We have a nice collection of books/AV featuring women in various arts throughout the library, and a few of them are displayed for your attention on the rolling cart. One of the contemporary women artists I discovered during my search for examples is a New Mexico painter named Alyce Frank.
“The Magical Realism of Alyce Frank” was written by Joseph Dispenza and it is illustrated with page after page of her creative interpretations of the landscape around her home in Arroyo Hondo, New Mexico. It is a delightful peek into the life of an imaginative and spiritual woman who is largely self-taught – through her lifetime research into painters she admired and respected.

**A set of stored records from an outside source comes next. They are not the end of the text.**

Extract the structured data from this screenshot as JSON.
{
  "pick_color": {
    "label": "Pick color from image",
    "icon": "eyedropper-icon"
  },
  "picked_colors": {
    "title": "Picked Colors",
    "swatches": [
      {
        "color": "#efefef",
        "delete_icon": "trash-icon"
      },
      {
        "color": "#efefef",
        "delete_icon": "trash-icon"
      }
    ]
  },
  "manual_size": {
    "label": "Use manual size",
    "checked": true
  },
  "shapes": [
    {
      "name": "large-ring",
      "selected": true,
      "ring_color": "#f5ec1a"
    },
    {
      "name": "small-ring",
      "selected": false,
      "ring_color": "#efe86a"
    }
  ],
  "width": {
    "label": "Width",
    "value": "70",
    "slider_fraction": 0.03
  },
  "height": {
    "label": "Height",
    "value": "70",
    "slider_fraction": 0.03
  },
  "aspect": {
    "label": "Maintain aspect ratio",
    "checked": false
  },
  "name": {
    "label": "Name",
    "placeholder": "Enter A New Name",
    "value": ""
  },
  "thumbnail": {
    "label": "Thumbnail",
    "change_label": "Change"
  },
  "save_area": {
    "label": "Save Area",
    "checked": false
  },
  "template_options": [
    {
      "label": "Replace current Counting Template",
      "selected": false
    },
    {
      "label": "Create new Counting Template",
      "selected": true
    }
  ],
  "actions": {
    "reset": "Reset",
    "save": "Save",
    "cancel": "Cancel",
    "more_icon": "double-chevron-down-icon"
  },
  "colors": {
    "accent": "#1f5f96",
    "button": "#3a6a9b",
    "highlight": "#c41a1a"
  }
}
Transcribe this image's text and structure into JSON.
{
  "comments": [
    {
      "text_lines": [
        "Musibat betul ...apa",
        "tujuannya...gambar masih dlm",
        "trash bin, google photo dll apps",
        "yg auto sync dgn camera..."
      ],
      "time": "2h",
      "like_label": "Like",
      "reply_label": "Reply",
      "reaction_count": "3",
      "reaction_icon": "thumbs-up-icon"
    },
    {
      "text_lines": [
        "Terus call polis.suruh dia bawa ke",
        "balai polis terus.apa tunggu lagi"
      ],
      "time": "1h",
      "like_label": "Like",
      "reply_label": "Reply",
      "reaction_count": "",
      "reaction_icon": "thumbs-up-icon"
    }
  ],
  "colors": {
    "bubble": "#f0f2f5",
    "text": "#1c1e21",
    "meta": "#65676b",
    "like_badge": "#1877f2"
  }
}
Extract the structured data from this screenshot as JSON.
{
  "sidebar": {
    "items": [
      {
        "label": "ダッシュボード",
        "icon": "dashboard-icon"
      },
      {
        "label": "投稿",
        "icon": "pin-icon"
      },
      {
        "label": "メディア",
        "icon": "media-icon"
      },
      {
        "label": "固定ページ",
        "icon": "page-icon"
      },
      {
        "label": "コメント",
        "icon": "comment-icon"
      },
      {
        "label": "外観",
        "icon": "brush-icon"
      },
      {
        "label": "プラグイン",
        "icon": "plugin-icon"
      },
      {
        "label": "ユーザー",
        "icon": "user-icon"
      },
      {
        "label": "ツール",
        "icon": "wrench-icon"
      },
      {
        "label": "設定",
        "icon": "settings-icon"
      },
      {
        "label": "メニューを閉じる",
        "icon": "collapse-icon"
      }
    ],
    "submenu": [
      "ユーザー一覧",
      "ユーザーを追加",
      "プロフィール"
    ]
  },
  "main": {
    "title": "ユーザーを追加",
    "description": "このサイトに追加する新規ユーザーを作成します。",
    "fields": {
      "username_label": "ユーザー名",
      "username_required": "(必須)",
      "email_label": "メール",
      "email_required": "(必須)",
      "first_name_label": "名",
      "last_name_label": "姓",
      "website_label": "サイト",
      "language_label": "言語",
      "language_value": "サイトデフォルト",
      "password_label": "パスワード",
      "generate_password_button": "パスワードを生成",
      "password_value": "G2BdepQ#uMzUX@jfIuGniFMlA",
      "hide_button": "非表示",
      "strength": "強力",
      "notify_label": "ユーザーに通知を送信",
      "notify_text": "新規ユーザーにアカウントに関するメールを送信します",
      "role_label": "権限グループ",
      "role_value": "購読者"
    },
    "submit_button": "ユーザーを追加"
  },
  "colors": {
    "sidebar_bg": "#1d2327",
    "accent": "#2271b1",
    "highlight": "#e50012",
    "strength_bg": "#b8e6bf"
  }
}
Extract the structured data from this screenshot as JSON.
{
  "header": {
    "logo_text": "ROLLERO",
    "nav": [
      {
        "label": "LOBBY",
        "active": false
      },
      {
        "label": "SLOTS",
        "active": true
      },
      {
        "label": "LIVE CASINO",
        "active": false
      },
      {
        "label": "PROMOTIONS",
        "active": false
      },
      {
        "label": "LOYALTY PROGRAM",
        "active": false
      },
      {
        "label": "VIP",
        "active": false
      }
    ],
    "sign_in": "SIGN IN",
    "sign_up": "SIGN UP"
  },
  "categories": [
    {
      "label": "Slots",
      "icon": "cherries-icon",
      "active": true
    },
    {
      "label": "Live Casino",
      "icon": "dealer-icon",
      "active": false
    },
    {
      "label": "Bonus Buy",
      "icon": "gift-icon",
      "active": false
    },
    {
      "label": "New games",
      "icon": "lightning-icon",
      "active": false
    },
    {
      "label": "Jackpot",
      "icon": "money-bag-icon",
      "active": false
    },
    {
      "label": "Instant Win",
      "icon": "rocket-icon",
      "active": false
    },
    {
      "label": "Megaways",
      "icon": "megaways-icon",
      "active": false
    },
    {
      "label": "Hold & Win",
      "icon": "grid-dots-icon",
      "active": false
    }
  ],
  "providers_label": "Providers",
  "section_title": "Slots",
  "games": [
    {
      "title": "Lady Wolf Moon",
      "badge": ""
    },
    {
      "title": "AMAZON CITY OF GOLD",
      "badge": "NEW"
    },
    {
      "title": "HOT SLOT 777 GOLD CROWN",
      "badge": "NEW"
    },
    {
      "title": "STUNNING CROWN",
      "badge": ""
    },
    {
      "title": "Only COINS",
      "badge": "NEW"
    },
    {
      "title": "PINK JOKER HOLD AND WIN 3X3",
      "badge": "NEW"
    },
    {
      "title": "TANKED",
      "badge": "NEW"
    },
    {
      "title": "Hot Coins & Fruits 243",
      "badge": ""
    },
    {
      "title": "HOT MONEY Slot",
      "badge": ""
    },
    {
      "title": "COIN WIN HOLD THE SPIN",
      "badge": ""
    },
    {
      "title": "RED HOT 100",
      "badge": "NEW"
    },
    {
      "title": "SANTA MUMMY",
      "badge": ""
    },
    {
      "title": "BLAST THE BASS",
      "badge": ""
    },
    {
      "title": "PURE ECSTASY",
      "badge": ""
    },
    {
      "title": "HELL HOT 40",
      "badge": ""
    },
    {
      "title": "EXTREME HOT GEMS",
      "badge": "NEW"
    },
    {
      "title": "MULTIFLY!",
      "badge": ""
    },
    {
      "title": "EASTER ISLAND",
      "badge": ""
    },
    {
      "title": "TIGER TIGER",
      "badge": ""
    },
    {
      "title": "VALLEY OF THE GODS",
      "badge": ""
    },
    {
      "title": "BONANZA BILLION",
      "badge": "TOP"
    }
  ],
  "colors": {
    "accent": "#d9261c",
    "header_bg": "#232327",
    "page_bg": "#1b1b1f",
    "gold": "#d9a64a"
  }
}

The book has some insightful commentary by Mr. Dispenza which you will enjoy reading as you leaf through the pages to examine her paintings. An example of his commentary is included here:
“Alyce Frank’s paintings, with their strong alchemical thrust, are the counterpart on canvas of magical realism in literature. They begin with a straight-on, representational vision of the world, then render that vision through emotional, psychological and spiritual filters to produce scenes and portraits of tremendous force…. It is as if the real world is merely the raw material for creating a whole spellbound, and very personal, universe.”
Frank was born in 1932 in Louisiana, received an undergraduate degree in the liberal arts at age 18 from the University of Chicago, married Larry Frank in 1953, and lived in southern California until they moved to New Mexico in 1961. She and her husband worked on educational films that he produced for years, which she credits with helping her to cultivate a sense of composition. She didn’t begin to paint until their three children grew old enough to spare her the time to work at it. Frank and her husband collected the folk-art santos of the region which also became an inspiration to her in her work. She is a plein-air painter, which means she paints outside in all the gorgeous seasons around her home. Her working mode is to travel with her painting partner, Barbara Zaring, (herself an accomplished painter) to a location they choose together, working from the tailgate of Frank’s vehicle, which is their portable studio. Frank’s canvases are usually large, she uses oil paint, and she likes to cover the canvases with red at the beginning which she then covers with her composition. She gets the start – the inspiration – outside, and then brings the paintings inside her studio to complete.
Check out this delightful, colorful book soon! You won’t be sorry.